Of course, this is why Democrats ultimately allowed Dean to fail in 04–Kerry just looked like a president, even if he was wooden and boring. This is why they let Obama win in 08–they knew that at the end of the day more men (and even a lot of women) would rather see a black man than a woman of any color in the white house. I suppose they should have taken the same approach with Bernie, but Bernie projected less of the “here’s what an American president should look like” than even Hillary. So, the Democrats hedged their bets that more people would want to say “Hillary is our president” to their children than say “Bernie is our president.”

But, too many people wanted something that was the complete opposite of Obama, and that’s what we got. Is it racist and sexist? Absolutely. Most people would deny that they think this way, but I think we all do to some degree. I mean, I personally would rather tell my children Hillary was our president than the traitorous pussy-grabber we have in the White House right now, but my vote and my opinions matter very little when it comes to your average white, middle-class suburban American psychology. People are terrified of America becoming too brown or too liberal or having a woman telling them what to do. People want the President to look and talk like what they think a President should look and talk like, which is what their parents and Hollywood has told them since childhood–and that person generally should be a middle-aged, middle-height white dude with some distinguished gray hair but not too gray and no visible bald spots.
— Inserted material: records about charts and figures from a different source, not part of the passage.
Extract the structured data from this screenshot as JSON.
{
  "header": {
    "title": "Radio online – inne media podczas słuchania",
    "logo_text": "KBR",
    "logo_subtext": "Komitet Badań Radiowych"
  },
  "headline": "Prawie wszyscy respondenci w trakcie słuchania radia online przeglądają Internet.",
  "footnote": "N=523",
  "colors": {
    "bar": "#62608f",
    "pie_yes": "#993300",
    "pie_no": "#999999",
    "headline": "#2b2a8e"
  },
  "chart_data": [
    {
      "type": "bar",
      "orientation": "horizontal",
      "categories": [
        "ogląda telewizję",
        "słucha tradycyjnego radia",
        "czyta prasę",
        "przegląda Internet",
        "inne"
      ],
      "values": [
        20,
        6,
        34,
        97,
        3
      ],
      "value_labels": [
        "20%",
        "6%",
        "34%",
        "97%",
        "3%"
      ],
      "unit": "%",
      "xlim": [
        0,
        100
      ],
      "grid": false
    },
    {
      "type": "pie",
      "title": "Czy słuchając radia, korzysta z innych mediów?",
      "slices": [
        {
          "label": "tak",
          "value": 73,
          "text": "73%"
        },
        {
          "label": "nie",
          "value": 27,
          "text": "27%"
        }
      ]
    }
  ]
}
Basically, Mitt Romney minus the Mormonism, though I think that after these four years of a train wreck, many many people would love to have Mitt be their president.

Thursday, July 20…
Up early in Charlotte, NC with the baby while his mom still sleeps. A fairly non-eventful ride into Charlotte from Knoxville. The hills and trees were making me swoon. Why have I devoted my life to living somewhere with so few trees? I love the beach, I love mountains, I love places where trees are everywhere. I live in Austin. Each year that has passed has seen me come up with a new reason to remain there, mostly centered around family and fear of the unknown. After a year of full-time chugging away at a job, I think I’m going to make the push to live some place else–maybe Portland, Charlotte, Boulder–I probably don’t even really care at this point, other than to be somewhere new.

I’ve entered into that awful period of silence where it seems like no one is really interested in talking to me, but I would really like to have someone available to discuss some of the decisions I’ve made, as well as make sure that I am still running on the right track.

***
Those thoughts were this morning. I recognize that it is pure folly to expect instant and constant validation from everyone for whatever pops into your head.

I think that I have been cycling through a lot of latent bullshit over needing to be affirmed as if I am four, and it’s got to stop. The world is mean and doesn’t care about you, and that’s that. I don’t need any more bitch sessions, and I apologize for all the writing that amounts to only that…

Nobody is going to be happy all the time about my decisions but me. That’s just the way it works. I’m the same way toward others.